Not long ago, such items would have been considered fringe elements, coming out of left field, so to speak. Not any more. Left field is now center-stage. Leading Republicans recently ensured that gay marriage became state law in New York. The sexually abnormal is the new normal, and our children’s future defies description. A worldview tsunami, made of the wildest waves of human fantasy, is bearing down on Western culture, which, shorn of its biblical moorings, will be carried helpless into a nightmare destruction of biblical values. Though proponents of this pan-sexual vision optimistically declare: “We are beginning to see the dark walls of discrimination crumble,” what is crumbling is the foundational building block of Western civilization, the monogamous, heterosexual family — with nothing enduring to put in its place. Al Mohler calls this “a moral revolution,’ and John Piper speaks of “a new calamity.’
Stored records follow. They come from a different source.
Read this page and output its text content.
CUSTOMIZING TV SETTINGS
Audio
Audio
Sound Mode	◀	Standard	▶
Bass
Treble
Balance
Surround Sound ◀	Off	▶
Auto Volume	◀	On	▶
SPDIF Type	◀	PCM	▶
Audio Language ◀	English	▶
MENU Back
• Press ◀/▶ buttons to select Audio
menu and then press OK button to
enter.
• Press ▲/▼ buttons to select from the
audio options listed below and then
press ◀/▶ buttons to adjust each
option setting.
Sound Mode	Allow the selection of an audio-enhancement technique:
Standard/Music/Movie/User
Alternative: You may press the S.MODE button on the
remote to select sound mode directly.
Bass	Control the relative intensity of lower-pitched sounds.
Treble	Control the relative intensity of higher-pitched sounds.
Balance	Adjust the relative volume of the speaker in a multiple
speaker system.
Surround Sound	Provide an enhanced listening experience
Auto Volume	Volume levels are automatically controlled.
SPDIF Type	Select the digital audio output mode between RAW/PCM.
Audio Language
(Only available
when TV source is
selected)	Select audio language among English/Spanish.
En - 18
The confusion about who we are as sexual beings creates suspicion of all limits on gender roles, as the parents of the appropriately-named “Storm” suggest. These well-meaning folks represent a growing movement, begun by the 1970s Feminists, to eliminate gender from social consideration altogether. Thus college dorms are “gender neutral”; high school homecoming proms pick random male or female “kings” and “queens; and certain State departments have abandoned “father” and “mother” in favor of “parent A” and “parent B.” Support is building for non-gender-designated bathrooms, washrooms and locker rooms.
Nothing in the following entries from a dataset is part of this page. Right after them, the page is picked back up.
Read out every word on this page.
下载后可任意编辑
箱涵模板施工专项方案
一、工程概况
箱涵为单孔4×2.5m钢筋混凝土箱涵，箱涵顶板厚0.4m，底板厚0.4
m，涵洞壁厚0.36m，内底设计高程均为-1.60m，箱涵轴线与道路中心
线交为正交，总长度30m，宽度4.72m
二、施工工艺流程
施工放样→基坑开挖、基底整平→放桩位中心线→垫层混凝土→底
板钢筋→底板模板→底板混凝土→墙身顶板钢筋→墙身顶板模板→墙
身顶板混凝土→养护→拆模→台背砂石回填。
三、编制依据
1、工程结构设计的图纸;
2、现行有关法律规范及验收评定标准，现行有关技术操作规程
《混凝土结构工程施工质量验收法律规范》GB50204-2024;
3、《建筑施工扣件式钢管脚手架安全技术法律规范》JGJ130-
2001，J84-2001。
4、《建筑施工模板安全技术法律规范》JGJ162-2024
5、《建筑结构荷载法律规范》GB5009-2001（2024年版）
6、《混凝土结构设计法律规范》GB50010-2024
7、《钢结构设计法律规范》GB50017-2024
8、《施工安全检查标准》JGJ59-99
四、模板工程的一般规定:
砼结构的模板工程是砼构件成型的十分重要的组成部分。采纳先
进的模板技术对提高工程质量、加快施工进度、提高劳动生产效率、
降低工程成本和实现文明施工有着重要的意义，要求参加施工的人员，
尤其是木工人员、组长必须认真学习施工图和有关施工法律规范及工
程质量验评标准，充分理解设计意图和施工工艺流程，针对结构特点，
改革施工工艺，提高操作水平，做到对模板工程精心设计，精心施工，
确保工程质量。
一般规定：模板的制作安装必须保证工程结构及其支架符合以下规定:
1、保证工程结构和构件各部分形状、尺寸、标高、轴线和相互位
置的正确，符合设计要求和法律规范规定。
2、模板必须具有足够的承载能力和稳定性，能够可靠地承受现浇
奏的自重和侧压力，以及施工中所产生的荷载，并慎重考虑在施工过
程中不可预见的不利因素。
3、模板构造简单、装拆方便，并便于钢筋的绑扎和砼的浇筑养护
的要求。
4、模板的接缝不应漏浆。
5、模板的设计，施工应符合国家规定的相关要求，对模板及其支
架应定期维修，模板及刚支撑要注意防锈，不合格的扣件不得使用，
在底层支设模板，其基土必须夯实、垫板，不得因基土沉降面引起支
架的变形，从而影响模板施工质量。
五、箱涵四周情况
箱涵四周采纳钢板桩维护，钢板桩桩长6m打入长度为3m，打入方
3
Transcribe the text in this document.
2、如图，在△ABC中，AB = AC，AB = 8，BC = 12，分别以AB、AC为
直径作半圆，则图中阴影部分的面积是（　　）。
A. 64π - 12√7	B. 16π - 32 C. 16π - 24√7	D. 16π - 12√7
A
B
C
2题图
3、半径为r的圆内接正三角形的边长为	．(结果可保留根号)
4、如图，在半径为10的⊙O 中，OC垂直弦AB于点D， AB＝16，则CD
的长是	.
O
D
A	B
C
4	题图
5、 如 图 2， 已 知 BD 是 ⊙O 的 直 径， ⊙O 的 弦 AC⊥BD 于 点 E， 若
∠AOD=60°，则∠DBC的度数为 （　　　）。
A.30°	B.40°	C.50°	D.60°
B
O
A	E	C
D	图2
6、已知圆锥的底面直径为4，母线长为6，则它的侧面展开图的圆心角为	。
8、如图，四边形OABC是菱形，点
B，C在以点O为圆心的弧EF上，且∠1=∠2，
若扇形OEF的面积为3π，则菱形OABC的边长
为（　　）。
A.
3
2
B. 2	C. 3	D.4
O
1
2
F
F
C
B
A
All this was predicted by ex-Evangelical lesbian, Virginia Mollenkott, who, in her youth, memorized parts of the Westminster Confession of Faith. Sounding like a lone voice in 2001, she published Omnigender: A Trans-Religious Approach, proposing a then radical paradigm for the future liberation of sexuality — an “omnigender” society in which virtually all sexual choices are normal. Over a decade ago, she called for the elimination of oppressive gender-specific pronouns like “he” and “she,” and “M” and “F” boxes on government application forms, drivers’ licenses, passport applications or marriage forms. She concluded: “When all the variations of human gender and sexuality become acceptable . . . then everyone will be ‘normal’ and ‘normalcy’ will lose its coercive power.” Her predictions have come true, so we should take seriously what she also predicted in 2001: “In all probability, official church policies will be the rear guard on gender, being dragged along towards gender justice kicking and screaming when the secular society will no longer tolerate anything else.”
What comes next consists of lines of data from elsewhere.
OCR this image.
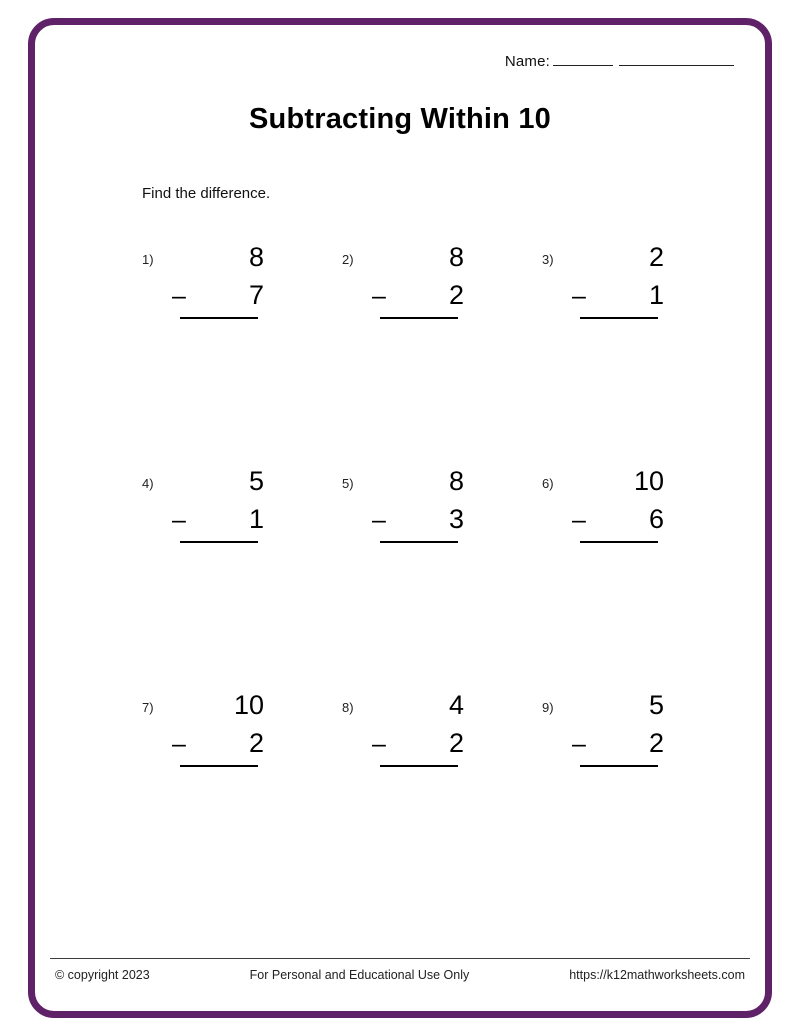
Name:
Subtracting Within 10
Find the difference.
1)	8
– 7
2)	8
– 2
3)	2
– 1
4)	5
– 1
5)	8
– 3
6)	10
– 6
7)	10
– 2
8)	4
– 2
9)	5
– 2
© copyright 2023	For Personal and Educational Use Only	https://k12mathworksheets.com
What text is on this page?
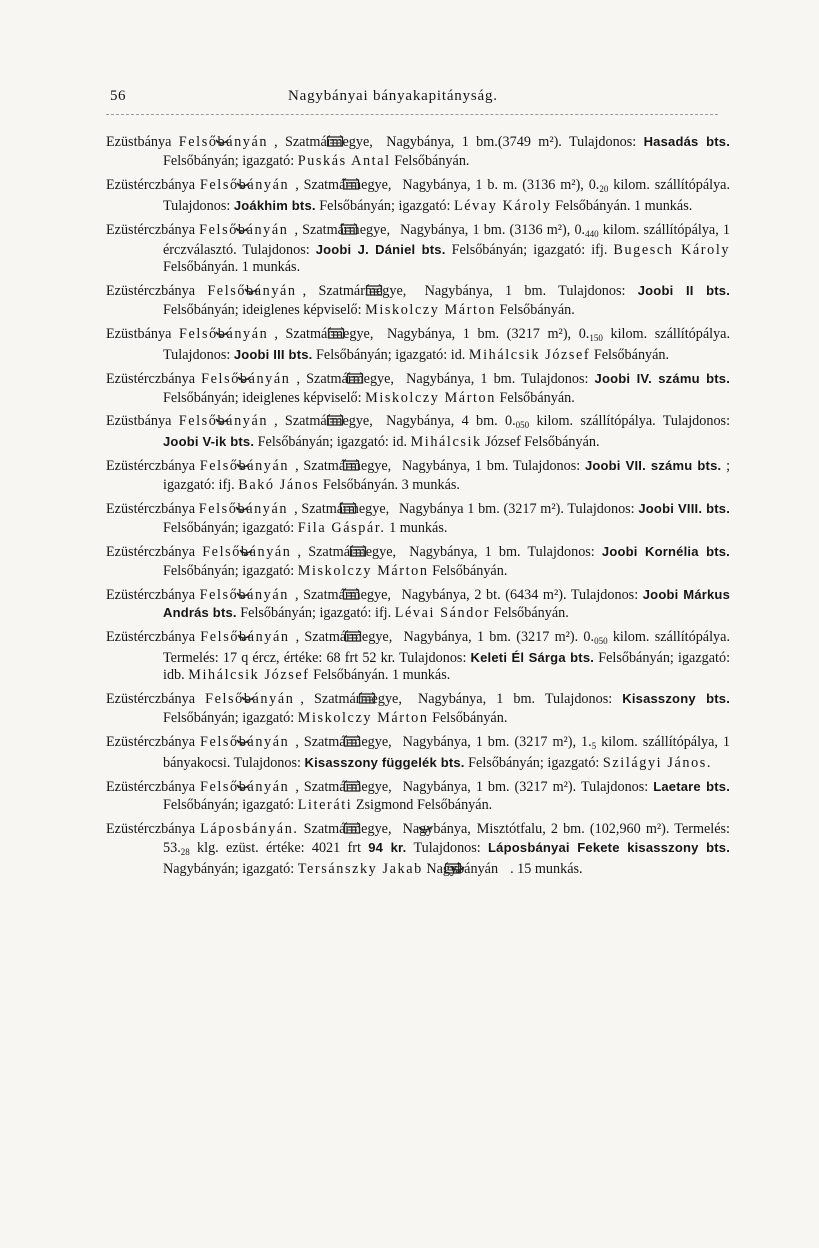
56	Nagybányai bányakapitányság.

Ezüstbánya Felsőbányán , Szatmármegye, Nagybánya, 1 bm.(3749 m²). Tulajdonos: Hasadás bts. Felsőbányán; igazgató: Puskás Antal Felsőbányán.

Ezüstérczbánya Felsőbányán , Szatmármegye, Nagybánya, 1 b. m. (3136 m²), $0._{20}$ kilom. szállítópálya. Tulajdonos: Joákhim bts. Felsőbányán; igazgató: Lévay Károly Felsőbányán. 1 munkás.

Ezüstérczbánya Felsőbányán , Szatmármegye, Nagybánya, 1 bm. (3136 m²), $0._{440}$ kilom. szállítópálya, 1 érczválasztó. Tulajdonos: Joobi J. Dániel bts. Felsőbányán; igazgató: ifj. Bugesch Károly Felsőbányán. 1 munkás.

Ezüstérczbánya Felsőbányán , Szatmármegye, Nagybánya, 1 bm. Tulajdonos: Joobi II bts. Felsőbányán; ideiglenes képviselő: Miskolczy Márton Felsőbányán.

Ezüstbánya Felsőbányán , Szatmármegye, Nagybánya, 1 bm. (3217 m²), $0._{150}$ kilom. szállítópálya. Tulajdonos: Joobi III bts. Felsőbányán; igazgató: id. Mihálcsik József Felsőbányán.

Ezüstérczbánya Felsőbányán , Szatmármegye, Nagybánya, 1 bm. Tulajdonos: Joobi IV. számu bts. Felsőbányán; ideiglenes képviselő: Miskolczy Márton Felsőbányán.

Ezüstbánya Felsőbányán , Szatmármegye, Nagybánya, 4 bm. $0._{050}$ kilom. szállítópálya. Tulajdonos: Joobi V-ik bts. Felsőbányán; igazgató: id. Mihálcsik József Felsőbányán.

Ezüstérczbánya Felsőbányán , Szatmármegye, Nagybánya, 1 bm. Tulajdonos: Joobi VII. számu bts. ; igazgató: ifj. Bakó János Felsőbányán. 3 munkás.

Ezüstérczbánya Felsőbányán , Szatmármegye, Nagybánya 1 bm. (3217 m²). Tulajdonos: Joobi VIII. bts. Felsőbányán; igazgató: Fila Gáspár. 1 munkás.

Ezüstérczbánya Felsőbányán , Szatmármegye, Nagybánya, 1 bm. Tulajdonos: Joobi Kornélia bts. Felsőbányán; igazgató: Miskolczy Márton Felsőbányán.

Ezüstérczbánya Felsőbányán , Szatmármegye, Nagybánya, 2 bt. (6434 m²). Tulajdonos: Joobi Márkus András bts. Felsőbányán; igazgató: ifj. Lévai Sándor Felsőbányán.

Ezüstérczbánya Felsőbányán , Szatmármegye, Nagybánya, 1 bm. (3217 m²). $0._{050}$ kilom. szállítópálya. Termelés: 17 q ércz, értéke: 68 frt 52 kr. Tulajdonos: Keleti Él Sárga bts. Felsőbányán; igazgató: idb. Mihálcsik József Felsőbányán. 1 munkás.

Ezüstérczbánya Felsőbányán , Szatmármegye, Nagybánya, 1 bm. Tulajdonos: Kisasszony bts. Felsőbányán; igazgató: Miskolczy Márton Felsőbányán.

Ezüstérczbánya Felsőbányán , Szatmármegye, Nagybánya, 1 bm. (3217 m²), $1._5$ kilom. szállítópálya, 1 bányakocsi. Tulajdonos: Kisasszony függelék bts. Felsőbányán; igazgató: Szilágyi János.

Ezüstérczbánya Felsőbányán , Szatmármegye, Nagybánya, 1 bm. (3217 m²). Tulajdonos: Laetare bts. Felsőbányán; igazgató: Literáti Zsigmond Felsőbányán.

Ezüstérczbánya Láposbányán. Szatmármegye, Nagybánya, Misztótfalu, 2 bm. (102,960 m²). Termelés: $53._{28}$ klg. ezüst. értéke: 4021 frt 94 kr. Tulajdonos: Láposbányai Fekete kisasszony bts. Nagybányán; igazgató: Tersánszky Jakab Nagybányán . 15 munkás.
Church policies are coming along, some even rejoicing, because the liberation of sex has included the liberation of spirituality. By 2001, the “trans-sexual” Mollenkott had become “trans-religious,” a very spiritual pagan One-ist who converted to I Ching divination and the New Age A Course in Miracles. This, too, was no surprise. In 1977 June Singer, a spiritual Jungian psychiatrist, published Androgyny: Toward a New Theory of Sexuality. Why did we need a new theory about sex? Because we were entering a new age, the Age of Aquarius, which, she affirmed, was also “the Age of Androgyny.” This new day would be a time of true spiritual liberation, including being both male and female in the same person, thus witnessing to “the primordial cosmic unity . . . of monism.”
Faced with this catastrophic moral implosion, the Church must speak out meaningfully on gay marriage, not to save America, not to pick on certain kinds of sinners, but to save souls from eternal doom. The clarity of the Gospel is at stake. Without the unambiguous embodiment of difference (hetero) in our sexuality, as part of the image of God, we begin to lose the essence of who we are as human beings. Only heterosexuality, and especially monogamous heterosexual marriage, reflects both God’s Trinitarian image of unity and difference, and the Gospel, which is the good news that God the Creator, different from us, redeems sinful creatures, to restore personal fellowship based on otherness.
In these deeply religious (why do gays want “marriage”?) issues of human identity, The Church addresses The State, so the only question is: Which church — the Church of Aquarius and of “primordial cosmic unity,” or the Church of Jesus, the image of God, against which the gates of Hell will not prevail? “You’ve gotta serve somebody.’
May our marriages, like the law, bring many to Christ, the true Bridegroom.